Martina morì sfuggendo allo stupro di gruppo "Unica verità processuale", il sigillo della Corte

Papà Bruno e mamma Franca: "Sentenza ben motivata". La Cassazione: "Nei ricorsi lagnanze inamissibili" e scatta la sanzione di 3mila euro

Migration

di Erika Pontini

Martina Rossi morì, precipitando ’a candela’, senza più i pantaloncini, dalla stanza 609 dell’albergo di Palma di Maiorca di Luca Vanneschi e Alessandro Albertoni per sfuggire a un tentativo di violenza sessuale di gruppo: non aveva assunto stupefacenti, come provano le analisi e non voleva suicidarsi. E’ questa "l’unica verità processuale che risulta trovare conferma nella valutazione dei molteplici indizi esaminati" secondo la Corte d’appello bis di Firenze: un "convincimento motivato" per la Cassazione che ha depositato, a tempo di record, le motivazioni con le quali ha sigillato la condanna a tre anni di reclusione per Vanneschi e Albertoni e reputato i motivi del ricorso "lagnanze inammissibili" nel tentativo di "sollecitare una rivalutazione a 360 gradi del materiale probatorio non consentita nel giudizio" di Cassazione "laddove, come nel caso di specie, la sentenza impugnata risulta esente da macroscopici vizi logici o da evidenti carenze o contraddizioni". Gli ermellini hanno ritenuto di condannare gli imputati anche al pagamento di 3mila euro ciascuno alla cassa delle ammende: per colpa nella causa di inammissibilità.
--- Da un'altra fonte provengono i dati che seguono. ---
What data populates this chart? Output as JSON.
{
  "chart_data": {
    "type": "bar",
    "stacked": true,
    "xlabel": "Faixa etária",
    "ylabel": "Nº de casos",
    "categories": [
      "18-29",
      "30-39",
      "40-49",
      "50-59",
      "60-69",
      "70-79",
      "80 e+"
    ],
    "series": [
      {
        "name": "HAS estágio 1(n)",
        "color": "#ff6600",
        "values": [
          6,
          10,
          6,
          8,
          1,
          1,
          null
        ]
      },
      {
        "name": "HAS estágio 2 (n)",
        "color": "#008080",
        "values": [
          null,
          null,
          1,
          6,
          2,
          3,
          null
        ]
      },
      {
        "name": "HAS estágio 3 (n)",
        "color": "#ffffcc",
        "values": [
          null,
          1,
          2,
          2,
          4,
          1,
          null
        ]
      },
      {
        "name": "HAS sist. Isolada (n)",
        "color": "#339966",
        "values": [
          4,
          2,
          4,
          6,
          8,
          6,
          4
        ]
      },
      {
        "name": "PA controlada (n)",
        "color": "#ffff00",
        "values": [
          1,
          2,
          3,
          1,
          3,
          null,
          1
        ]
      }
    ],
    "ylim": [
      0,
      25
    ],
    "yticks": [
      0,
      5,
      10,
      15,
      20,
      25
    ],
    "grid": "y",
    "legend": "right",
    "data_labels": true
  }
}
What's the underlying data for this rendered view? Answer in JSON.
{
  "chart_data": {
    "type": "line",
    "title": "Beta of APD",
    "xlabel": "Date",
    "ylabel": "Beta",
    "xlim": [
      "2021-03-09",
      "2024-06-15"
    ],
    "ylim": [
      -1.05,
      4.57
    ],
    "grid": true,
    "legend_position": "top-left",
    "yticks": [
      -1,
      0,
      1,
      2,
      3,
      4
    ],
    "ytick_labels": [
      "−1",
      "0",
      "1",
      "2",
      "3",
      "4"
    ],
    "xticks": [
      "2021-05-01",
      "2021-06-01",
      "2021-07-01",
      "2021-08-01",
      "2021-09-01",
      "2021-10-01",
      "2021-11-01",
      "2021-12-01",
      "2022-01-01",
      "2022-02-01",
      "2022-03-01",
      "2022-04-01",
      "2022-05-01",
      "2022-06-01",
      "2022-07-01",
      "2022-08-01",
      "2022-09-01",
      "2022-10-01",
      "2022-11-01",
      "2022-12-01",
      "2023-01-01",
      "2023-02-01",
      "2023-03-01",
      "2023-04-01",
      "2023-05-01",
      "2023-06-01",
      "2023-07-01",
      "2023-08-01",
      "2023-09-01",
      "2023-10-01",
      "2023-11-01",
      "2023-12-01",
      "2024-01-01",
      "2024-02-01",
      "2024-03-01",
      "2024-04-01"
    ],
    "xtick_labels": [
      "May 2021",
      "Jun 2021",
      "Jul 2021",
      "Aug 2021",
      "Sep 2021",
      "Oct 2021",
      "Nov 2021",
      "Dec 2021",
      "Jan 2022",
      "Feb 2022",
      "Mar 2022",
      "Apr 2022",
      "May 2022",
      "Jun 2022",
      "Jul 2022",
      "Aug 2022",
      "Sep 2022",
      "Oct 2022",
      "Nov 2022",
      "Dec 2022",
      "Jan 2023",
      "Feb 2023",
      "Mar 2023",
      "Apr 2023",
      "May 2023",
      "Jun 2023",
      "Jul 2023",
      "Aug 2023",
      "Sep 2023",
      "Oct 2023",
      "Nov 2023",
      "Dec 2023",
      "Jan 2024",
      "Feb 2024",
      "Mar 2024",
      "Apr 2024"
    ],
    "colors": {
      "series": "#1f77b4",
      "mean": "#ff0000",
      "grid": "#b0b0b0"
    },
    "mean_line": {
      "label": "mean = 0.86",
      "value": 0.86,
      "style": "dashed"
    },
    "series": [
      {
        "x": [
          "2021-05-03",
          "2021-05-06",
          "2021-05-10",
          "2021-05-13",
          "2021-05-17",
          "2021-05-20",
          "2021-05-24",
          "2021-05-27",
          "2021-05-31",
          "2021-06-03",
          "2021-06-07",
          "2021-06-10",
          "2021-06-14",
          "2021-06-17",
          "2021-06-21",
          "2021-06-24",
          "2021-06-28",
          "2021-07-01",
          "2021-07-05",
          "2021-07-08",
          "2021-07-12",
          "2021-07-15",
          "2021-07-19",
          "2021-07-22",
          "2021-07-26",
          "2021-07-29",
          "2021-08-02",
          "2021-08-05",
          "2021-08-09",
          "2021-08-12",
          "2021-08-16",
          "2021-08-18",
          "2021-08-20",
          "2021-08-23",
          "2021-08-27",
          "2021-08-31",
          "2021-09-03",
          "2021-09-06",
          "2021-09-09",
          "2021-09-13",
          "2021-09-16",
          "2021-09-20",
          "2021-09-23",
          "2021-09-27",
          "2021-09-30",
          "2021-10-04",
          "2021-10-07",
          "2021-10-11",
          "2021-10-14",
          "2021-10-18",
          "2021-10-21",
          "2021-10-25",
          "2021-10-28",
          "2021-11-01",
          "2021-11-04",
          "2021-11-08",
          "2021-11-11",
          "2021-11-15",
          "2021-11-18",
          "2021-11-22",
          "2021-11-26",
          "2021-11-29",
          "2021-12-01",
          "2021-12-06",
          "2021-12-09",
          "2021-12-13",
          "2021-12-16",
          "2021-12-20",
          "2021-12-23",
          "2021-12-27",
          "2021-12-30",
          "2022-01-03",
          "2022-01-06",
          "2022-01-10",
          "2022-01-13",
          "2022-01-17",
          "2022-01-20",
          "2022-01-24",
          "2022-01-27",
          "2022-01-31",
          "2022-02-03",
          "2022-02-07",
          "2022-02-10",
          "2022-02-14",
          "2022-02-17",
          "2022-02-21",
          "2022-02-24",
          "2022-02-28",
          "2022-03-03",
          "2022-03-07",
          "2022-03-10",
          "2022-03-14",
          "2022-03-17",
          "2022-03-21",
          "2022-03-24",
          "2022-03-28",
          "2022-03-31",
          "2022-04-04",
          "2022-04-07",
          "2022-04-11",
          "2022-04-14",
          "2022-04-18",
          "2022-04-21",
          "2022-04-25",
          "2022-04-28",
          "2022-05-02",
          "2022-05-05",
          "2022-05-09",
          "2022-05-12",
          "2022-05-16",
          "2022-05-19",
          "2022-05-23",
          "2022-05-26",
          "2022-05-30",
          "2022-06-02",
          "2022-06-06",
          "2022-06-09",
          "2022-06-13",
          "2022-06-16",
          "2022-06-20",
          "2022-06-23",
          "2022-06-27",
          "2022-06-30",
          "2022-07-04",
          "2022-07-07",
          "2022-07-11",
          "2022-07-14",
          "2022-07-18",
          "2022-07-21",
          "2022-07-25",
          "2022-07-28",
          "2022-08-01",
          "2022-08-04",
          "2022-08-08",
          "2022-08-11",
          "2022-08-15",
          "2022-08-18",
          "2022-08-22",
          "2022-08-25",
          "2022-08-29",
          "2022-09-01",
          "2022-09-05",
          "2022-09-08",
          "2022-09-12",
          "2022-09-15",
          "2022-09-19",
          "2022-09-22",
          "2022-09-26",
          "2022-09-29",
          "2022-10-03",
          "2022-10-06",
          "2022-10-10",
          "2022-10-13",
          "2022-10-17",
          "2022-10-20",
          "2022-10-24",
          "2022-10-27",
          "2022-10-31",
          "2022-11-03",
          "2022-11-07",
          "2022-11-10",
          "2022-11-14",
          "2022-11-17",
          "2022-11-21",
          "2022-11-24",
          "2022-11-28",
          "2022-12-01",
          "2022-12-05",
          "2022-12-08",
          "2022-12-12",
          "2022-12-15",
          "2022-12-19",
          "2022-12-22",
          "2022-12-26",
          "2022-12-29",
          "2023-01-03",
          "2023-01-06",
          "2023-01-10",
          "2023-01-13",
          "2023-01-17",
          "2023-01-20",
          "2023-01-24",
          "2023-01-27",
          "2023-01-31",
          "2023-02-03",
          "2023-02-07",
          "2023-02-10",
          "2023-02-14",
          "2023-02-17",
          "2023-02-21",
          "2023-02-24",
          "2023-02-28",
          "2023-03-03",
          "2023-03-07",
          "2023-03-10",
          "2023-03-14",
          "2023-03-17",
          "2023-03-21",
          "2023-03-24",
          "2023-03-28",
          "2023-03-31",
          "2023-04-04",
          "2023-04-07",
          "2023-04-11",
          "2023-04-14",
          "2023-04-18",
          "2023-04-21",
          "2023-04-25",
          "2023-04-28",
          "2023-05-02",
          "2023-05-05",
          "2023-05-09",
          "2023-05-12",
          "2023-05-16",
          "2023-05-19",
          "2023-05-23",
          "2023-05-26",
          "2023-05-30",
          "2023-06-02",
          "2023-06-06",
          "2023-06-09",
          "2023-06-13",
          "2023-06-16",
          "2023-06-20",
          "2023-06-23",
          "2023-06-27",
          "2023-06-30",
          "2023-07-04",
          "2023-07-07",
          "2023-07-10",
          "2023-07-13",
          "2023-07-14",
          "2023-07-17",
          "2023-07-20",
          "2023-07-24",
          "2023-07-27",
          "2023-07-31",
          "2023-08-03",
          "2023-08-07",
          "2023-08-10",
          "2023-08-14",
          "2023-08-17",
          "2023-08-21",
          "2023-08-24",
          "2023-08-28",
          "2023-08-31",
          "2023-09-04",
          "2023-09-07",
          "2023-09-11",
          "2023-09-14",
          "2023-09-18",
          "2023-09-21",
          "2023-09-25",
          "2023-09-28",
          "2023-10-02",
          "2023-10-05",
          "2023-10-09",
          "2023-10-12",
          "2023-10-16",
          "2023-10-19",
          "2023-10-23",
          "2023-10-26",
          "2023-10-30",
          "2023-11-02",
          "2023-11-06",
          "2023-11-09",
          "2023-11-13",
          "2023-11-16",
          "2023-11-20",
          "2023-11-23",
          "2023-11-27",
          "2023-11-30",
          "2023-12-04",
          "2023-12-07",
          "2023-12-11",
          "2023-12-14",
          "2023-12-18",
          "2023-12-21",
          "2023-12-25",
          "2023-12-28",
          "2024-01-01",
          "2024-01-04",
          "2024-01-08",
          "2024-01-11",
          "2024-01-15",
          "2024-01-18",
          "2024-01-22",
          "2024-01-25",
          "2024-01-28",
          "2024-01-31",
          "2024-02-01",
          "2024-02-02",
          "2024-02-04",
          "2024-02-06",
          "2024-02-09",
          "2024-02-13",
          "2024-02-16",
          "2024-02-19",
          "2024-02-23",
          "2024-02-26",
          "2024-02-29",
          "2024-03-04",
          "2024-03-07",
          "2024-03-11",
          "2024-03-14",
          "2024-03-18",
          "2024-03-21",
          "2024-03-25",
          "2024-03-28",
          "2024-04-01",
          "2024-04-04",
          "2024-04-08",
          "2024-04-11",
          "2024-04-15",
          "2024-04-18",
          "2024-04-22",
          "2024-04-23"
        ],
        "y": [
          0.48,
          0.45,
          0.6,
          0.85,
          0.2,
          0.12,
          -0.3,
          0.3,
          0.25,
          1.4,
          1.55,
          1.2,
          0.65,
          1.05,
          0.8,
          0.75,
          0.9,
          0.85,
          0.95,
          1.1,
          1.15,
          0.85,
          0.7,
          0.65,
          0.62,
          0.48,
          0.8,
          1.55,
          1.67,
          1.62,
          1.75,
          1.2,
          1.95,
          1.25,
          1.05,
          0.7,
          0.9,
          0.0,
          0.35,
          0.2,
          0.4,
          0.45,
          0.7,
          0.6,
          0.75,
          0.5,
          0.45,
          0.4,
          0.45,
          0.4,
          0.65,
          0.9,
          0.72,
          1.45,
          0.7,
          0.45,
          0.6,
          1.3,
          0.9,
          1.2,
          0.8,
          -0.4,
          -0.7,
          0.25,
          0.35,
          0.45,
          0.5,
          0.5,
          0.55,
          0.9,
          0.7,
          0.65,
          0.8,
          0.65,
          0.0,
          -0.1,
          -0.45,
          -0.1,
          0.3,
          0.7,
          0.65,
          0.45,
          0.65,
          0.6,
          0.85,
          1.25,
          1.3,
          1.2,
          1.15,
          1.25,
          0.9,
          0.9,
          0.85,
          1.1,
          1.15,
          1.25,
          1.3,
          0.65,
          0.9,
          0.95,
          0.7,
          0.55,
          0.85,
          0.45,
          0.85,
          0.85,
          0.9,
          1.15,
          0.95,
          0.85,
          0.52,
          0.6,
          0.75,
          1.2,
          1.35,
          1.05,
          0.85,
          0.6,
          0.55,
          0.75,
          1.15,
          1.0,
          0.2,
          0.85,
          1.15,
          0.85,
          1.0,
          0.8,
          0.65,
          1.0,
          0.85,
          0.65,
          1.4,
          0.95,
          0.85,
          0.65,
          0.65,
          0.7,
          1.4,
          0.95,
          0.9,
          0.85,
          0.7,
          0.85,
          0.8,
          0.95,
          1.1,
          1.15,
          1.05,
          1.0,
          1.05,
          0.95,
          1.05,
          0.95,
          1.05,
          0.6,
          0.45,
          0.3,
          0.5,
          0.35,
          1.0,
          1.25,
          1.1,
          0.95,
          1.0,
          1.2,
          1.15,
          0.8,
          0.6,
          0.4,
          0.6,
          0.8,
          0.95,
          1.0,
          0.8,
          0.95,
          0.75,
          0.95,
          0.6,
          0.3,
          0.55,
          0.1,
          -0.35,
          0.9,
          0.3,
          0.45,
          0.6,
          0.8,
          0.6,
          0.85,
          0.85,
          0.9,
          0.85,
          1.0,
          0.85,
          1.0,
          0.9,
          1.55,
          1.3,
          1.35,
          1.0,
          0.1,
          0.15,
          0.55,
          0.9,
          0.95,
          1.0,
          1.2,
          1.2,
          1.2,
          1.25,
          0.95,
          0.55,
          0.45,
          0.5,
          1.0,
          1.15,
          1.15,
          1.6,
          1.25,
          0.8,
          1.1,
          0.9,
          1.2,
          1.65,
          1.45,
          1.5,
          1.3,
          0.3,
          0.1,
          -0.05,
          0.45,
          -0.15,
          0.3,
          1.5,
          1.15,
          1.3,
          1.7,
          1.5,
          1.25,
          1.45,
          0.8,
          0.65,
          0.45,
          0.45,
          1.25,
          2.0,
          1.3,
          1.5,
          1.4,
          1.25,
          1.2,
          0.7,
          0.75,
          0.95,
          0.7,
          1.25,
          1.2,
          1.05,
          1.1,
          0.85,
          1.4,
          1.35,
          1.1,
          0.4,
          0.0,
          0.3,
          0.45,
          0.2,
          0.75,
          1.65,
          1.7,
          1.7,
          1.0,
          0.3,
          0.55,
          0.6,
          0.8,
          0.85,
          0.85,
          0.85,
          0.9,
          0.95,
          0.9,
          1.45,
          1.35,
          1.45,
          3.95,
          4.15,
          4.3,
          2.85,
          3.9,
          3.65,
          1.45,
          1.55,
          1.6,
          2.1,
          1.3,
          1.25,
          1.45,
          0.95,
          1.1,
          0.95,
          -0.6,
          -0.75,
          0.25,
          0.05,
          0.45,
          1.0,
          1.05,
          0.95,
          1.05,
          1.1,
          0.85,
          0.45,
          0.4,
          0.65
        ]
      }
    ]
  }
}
In cento pagine reputano "corretto" che la Corte d’appello abbia utilizzato le bugie degli imputati come elemento di responsabilità: l’alibi falso infatti è un indizio a carico. Ed entrambe le versioni di Vanneschi e Albertoni sono state ritenute inattendibili. Nei ricorsi chiedevano di ’rileggere’ il significato delle intercettazioni ma per la Cassazione la ricostruzione di merito è "ampia e conducente". Anche laddove ritiene che Vanneschi e Albertoni manifestarono "soddisfazione" quando, interrogati in questura a Genova, si accorsero che nelle carte a loro disposizione, non si faceva cenno alla violenza sessuale "in una fase nella quale l’ipotesi investigativa di violenza non veniva coltivata". Ma ne parlarono.

"Insindacabile" il giudizio della Corte fiorentina che ha ricondotto i "graffi" sul collo di Albertoni e le lesioni non da caduta sul corpo di Martina ad una colluttazione, prima della drammatica caduta. Quando la ventenne scavalcò la balaustra per raggiungere il terrazzino accanto ma precipitò.

E nulla incide l’eventuale ’mancanza di movente sessuale’ lamentata. "Ben potrebbe essere stata estemporanea o d’impeto". Regge al vaglio degli Ermellini anche la configurazione del reato: tentata violenza sessuale di gruppo a fronte alla "certa compresenza di Albertoni e Vanneschi (uno disse che dormiva e l’altro che non c’era) che, altrimenti, avrebbe fatto maturare ben prima la prescrizione. "Ciò che trasforma elementi deduttivi nella certezza, al di là di ogni ragionevole dubbio, nella complicità di Vanneschi nell’aggressione sessuale di Albertoni è la lettura degli elementi nella logica ricostruttiva della sentenza impugnata, congiuntamente al comportamento dello stesso Vanneschi in seguito all’episodio e durante le indagini": dichiarazioni "mendaci", tentativo di "inquinare le prove"

La difesa degli imputati – rappresentata dagli avvocati Buricchi, Baroni e Coppi – aveva sostenuto, in particolare, che la ragazza si suicidò, facendo leva sulla deposizione della cameriera, unica testimone oculare dell’accaduto, che riferì di aver visto la ragazza cadere dopo aver "preso lo slancio". La Cassazione ritiene però "logicamente ineccepibile" la valutazione della Corte laddove mette in discussione la percezione della testimone sul punto del balcone da cui cadde Martina a causa del suo punto di osservazione, laterale. "La testimone trasse conclusioni non tanto descrittive quanto valutative".

"Siamo soddisfatti: la motivazione accoglie in pieno quanto abbiamo sempre sostenuto", dicono i genitori Bruno e Franca difesi dagli avvocati Savi, Fanfani ed Marzaduri.